Even though the growing season is over, winter lawn care is an important part of overall lawn health. In my youth, winter always meant no yard work. As an adult I learned I was wrong. Not all the way wrong but wrong enough. Lawns should be watered during long dry periods. This also applies to trees and shrubs. The good news is the National Weather Service is predicting above average rainfall this winter. They did the same thing last winter. They just missed it by 2 months.
Now is the time for the second application of the grassy weed pre-emergent that is called Dimension. This will get you through until the February/March time frame. Then it will be time to apply the spring application.
I talked about this a couple years ago but it needs repeating. Lawn equipment and ethanol-blended gas do not work and play together. Ethanol absorbs moisture at an astounding rate and there are no products (that I can find) that will stop this process. So, before you put the urban farm equipment away for the winter, run all the fuel from the tank and carburetor (this includes 2 strokes). Any leftover (non-mixed) fuel can be poured into the tank of your car. 2-stroke fuel should be disposed in a proper and legal manner. In Plano call (972)-769-4150 for disposal information.

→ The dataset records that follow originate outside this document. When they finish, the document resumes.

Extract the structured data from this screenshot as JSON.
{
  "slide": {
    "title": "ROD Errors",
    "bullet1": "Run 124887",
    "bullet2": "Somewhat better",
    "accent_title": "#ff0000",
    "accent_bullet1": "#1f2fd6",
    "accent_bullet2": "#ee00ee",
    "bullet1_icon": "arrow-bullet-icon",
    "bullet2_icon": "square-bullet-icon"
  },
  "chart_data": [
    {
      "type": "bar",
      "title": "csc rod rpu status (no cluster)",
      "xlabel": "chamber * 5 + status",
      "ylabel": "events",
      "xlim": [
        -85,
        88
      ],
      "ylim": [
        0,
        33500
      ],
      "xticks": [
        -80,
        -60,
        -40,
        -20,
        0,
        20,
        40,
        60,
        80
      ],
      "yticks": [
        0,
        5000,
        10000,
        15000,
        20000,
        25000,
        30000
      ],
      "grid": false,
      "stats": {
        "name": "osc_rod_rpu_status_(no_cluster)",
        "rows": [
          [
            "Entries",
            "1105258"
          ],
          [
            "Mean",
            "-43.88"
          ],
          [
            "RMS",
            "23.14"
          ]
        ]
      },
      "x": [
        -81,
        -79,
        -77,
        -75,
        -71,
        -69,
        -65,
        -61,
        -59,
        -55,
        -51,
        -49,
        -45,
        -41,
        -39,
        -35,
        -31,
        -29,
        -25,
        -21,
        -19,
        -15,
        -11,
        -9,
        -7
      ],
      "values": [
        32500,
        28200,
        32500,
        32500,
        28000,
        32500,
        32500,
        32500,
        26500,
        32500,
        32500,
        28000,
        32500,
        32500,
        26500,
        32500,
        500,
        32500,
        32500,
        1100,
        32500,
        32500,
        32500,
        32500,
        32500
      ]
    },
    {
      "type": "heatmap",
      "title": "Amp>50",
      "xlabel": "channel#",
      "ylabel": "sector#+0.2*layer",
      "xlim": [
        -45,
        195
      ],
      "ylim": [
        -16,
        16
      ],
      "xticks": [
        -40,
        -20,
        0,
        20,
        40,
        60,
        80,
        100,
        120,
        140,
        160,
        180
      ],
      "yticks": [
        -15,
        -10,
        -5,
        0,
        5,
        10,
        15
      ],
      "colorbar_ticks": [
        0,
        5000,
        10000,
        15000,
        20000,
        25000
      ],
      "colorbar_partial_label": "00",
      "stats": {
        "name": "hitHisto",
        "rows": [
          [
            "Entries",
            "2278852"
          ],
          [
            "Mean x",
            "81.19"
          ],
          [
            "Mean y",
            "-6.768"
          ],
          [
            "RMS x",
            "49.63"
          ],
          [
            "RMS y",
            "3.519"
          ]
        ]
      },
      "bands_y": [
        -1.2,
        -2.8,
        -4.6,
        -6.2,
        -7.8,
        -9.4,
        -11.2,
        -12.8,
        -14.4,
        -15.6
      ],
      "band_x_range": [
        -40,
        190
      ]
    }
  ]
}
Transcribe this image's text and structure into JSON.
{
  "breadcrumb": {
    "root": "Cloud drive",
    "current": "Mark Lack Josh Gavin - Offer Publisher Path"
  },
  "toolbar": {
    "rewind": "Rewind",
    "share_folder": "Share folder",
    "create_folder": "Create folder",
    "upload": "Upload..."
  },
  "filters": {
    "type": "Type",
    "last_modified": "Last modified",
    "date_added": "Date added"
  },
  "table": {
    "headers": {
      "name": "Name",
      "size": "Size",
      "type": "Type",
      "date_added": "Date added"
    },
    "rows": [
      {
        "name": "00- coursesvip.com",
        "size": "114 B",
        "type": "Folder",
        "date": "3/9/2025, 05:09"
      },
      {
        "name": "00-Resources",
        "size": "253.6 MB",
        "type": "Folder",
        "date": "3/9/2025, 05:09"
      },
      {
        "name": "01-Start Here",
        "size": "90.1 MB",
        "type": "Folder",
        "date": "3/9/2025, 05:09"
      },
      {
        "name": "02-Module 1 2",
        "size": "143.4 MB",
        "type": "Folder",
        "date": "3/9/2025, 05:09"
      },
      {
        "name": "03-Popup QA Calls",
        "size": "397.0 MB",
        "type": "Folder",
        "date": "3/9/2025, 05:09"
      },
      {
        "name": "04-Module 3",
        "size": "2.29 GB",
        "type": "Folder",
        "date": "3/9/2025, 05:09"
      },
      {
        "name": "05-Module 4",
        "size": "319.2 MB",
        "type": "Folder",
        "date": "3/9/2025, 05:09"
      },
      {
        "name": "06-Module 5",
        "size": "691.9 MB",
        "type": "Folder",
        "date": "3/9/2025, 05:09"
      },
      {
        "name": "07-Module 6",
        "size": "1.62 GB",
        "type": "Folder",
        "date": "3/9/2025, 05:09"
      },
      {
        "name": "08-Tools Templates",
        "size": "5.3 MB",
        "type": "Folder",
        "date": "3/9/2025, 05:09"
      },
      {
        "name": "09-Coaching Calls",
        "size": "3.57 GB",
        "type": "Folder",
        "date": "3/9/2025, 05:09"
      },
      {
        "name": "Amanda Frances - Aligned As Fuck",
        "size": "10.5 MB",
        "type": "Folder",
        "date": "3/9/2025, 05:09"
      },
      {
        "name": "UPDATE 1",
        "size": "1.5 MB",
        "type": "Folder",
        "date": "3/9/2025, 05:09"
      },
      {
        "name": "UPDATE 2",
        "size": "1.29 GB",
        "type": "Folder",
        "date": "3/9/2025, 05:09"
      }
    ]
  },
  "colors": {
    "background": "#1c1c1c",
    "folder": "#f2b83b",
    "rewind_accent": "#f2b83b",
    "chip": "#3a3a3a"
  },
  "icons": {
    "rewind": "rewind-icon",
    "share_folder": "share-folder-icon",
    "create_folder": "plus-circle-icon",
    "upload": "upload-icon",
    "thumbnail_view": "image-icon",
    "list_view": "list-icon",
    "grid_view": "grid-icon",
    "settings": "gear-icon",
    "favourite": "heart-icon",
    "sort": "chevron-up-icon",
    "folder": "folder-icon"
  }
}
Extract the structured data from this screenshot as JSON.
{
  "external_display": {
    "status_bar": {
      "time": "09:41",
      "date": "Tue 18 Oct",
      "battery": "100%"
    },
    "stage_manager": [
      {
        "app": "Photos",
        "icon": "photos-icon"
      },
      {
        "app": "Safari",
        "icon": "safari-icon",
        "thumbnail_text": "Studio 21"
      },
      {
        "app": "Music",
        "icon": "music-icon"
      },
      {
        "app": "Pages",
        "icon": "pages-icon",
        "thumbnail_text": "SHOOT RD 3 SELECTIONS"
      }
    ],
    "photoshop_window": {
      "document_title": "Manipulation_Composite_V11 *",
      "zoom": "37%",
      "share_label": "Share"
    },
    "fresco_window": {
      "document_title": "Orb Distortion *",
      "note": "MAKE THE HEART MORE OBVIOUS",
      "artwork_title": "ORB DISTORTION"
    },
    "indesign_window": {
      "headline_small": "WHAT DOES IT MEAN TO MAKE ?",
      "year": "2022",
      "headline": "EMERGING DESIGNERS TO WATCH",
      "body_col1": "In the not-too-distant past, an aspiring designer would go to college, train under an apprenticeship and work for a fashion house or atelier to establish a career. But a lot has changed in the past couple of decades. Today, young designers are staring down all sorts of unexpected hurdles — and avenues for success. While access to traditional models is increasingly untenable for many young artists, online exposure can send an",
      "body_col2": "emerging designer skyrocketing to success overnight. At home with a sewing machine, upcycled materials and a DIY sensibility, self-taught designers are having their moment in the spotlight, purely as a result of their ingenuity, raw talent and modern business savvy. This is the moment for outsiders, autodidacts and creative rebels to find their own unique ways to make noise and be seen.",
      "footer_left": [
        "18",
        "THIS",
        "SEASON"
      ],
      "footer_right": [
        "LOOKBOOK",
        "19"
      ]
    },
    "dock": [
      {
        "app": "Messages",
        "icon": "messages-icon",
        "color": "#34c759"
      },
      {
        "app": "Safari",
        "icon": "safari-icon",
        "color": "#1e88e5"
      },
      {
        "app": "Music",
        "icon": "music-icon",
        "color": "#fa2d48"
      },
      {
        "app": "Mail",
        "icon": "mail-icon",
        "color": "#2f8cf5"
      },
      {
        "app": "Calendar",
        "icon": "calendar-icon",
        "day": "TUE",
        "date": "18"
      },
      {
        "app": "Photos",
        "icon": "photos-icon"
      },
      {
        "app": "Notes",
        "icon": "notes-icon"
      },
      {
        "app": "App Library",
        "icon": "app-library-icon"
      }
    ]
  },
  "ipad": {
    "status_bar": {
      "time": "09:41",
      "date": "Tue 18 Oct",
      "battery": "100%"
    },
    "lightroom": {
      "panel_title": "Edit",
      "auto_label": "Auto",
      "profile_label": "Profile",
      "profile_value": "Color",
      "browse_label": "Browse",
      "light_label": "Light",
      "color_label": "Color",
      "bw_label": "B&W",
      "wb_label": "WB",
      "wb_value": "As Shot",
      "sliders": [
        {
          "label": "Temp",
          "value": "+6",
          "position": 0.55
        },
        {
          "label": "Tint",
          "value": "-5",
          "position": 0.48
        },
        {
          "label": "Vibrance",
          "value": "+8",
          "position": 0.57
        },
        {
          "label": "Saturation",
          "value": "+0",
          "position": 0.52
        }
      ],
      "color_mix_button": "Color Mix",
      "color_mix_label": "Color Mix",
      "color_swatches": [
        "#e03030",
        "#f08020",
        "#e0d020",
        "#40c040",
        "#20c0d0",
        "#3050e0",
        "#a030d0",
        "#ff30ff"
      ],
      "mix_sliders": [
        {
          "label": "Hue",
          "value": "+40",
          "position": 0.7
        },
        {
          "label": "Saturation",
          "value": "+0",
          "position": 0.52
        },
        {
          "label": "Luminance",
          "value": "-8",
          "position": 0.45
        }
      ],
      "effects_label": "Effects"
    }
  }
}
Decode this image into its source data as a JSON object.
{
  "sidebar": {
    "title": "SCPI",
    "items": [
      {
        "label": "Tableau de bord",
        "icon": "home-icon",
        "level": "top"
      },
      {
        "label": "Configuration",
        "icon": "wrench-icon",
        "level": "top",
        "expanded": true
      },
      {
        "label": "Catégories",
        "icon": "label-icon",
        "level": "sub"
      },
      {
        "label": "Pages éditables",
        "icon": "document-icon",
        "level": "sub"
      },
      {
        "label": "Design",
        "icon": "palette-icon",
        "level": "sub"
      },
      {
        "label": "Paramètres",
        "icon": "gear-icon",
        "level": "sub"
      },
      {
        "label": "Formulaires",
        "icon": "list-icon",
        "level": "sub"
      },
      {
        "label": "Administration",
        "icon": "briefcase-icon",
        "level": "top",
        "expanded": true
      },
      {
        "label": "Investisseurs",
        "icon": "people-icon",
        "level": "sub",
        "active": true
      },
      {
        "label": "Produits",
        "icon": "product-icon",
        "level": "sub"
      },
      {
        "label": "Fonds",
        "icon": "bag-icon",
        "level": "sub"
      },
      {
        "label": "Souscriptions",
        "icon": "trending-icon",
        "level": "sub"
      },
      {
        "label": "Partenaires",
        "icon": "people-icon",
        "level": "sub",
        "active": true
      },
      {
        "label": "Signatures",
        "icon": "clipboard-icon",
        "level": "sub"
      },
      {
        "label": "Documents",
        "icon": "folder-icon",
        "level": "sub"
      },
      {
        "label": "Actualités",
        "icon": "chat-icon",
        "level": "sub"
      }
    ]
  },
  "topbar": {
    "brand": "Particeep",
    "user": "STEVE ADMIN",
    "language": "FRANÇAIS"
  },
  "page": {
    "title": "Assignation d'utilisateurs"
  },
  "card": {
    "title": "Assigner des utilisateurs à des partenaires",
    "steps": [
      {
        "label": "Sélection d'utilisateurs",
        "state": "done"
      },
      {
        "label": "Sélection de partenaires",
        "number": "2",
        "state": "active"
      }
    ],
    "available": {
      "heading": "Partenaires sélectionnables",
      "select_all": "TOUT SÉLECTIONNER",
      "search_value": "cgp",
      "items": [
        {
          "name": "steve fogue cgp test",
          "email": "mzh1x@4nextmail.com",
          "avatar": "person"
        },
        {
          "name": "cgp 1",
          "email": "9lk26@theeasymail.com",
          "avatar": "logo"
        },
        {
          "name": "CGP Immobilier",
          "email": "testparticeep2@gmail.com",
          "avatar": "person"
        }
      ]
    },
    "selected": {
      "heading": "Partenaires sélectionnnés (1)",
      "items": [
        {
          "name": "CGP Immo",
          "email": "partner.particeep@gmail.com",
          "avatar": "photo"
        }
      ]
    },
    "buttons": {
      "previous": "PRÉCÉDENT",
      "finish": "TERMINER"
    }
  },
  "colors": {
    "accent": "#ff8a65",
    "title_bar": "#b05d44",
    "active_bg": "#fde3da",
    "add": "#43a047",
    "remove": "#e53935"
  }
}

Even with most of the federal funds exhausted, ethanol blended gas is here to stay. Most of the lawn equipment manufacturers have made the adjustment to ethanol gas. Though the machines last longer the fuel doesn’t. So how do we live with it? Don’t buy more than you can use in a month or two. Use fuel stabilizers like STA-BIL and Star Tron to help with life expectancy issues. There are replacement fuels on the market but they seem pricey. Alternatives to ethanol-blend gas are propane (did you know we sell propane?) and electric with both batteries and cords. I’m a big fan of the batteries in specific applications.